Speaking during a debate on the issue in Parliament this week, the Labour MP said the UK Government should follow Wales' example and place a legal duty on local authorities to stop people from becoming homeless.

The Housing (Wales) Act, which came into force in 2016, also allows local authorities to use private sector accommodation to house people at risk of becoming homeless if necessary.

There are currently an estimated 345 rough sleepers in Wales, including 37 in Gwent, and between July and September last year 2,088 households in Wales were housed in temporary accommodation, 876 of which were families with children. And between April 2016 and March 2017 9,210 households in Wales were threatened with homelessness.

There are 9,000 people sleeping rough in England, along with 78,000 households in temporary accommodation, including 120,000 children.

Mr Evans said: "Although these tens of thousands have a roof over their heads, they do not have a place to call home.

"This is a national disgrace, but it is not inevitable."

He called on the UK Government to bring in legislation similar to the Housing (Wales) Act.

"Local authorities in Wales have assisted more people, and there has been a reduction in the number of people who remain homeless after seeking help," he said.

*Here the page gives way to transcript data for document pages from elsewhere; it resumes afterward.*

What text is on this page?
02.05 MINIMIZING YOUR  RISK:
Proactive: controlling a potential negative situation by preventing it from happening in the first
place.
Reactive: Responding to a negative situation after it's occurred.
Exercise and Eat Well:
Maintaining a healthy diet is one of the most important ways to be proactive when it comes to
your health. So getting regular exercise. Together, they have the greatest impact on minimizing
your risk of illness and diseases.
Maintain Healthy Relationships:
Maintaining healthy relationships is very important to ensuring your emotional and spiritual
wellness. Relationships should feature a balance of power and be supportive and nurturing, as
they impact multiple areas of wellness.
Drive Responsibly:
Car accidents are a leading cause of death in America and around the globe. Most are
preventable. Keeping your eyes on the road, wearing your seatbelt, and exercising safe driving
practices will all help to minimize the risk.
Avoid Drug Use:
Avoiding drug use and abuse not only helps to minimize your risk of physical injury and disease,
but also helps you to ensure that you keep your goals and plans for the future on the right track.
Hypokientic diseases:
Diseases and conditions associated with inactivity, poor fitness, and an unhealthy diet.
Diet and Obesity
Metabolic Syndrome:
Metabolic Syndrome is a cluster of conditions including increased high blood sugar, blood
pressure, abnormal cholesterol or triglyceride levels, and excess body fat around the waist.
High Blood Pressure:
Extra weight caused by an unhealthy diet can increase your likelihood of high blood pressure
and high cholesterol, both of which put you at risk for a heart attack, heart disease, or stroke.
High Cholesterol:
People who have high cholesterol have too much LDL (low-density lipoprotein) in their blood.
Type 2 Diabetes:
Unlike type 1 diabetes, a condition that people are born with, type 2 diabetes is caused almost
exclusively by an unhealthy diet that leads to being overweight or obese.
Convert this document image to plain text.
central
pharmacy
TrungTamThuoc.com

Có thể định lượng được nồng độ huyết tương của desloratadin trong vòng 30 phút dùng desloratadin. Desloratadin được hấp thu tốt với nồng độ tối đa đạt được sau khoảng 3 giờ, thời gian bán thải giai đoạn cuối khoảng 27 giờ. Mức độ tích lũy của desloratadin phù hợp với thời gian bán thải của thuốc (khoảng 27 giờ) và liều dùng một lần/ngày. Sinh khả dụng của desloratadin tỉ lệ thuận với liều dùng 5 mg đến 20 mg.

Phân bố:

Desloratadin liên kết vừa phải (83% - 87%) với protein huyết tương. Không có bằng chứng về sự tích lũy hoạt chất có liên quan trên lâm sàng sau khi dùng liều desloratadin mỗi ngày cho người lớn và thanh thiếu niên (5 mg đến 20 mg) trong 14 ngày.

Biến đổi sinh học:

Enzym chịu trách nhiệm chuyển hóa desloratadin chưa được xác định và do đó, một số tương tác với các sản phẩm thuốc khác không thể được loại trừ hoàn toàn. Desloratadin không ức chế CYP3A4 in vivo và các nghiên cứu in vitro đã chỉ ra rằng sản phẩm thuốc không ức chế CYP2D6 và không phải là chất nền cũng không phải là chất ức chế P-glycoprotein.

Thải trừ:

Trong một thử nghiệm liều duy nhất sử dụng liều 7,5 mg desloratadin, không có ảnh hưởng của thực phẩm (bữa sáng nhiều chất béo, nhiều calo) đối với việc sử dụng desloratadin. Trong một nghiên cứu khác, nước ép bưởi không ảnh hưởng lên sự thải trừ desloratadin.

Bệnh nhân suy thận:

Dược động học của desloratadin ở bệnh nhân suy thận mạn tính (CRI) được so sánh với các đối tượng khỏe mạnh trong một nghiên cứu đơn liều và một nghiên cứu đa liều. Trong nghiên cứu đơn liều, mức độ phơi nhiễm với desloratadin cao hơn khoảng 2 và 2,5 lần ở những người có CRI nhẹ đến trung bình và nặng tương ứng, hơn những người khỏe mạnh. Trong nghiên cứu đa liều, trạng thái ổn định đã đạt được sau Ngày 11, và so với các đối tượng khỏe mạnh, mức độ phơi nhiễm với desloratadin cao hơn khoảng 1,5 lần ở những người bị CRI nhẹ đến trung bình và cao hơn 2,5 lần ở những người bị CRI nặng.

"That has been achieved, among other important changes, by placing a legal duty on local authorities to help to prevent homelessness.

"I strongly believe that England can and must follow the example set by Wales."

He added: "In my constituency of Islwyn and in Caerphilly we have the quality home assurance, which is providing top-quality accommodation.

"We are ensuring that families do not have to stay in bed and breakfasts, and that they are given accommodation as soon as they become homeless.

"These are small steps, but they are making a large difference to people’s lives in my constituency."

He said he was concerned the divide between "the haves and the have-nots" was getting wider.

"We can and we must act to reduce the extent of homelessness in this country," he said.

"It is our duty to those people and to the 120,000-plus children living in temporary accommodation.

"Their families are suffering. They need our help now."

The Housing (Wales) Act also requires private sector landlords and letting agents to be registered and licensed and for Gypsy and traveller sites to be provided in all local authority areas, and also gives councils powers to charge more council tax on long-term empty properties and some types of second homes.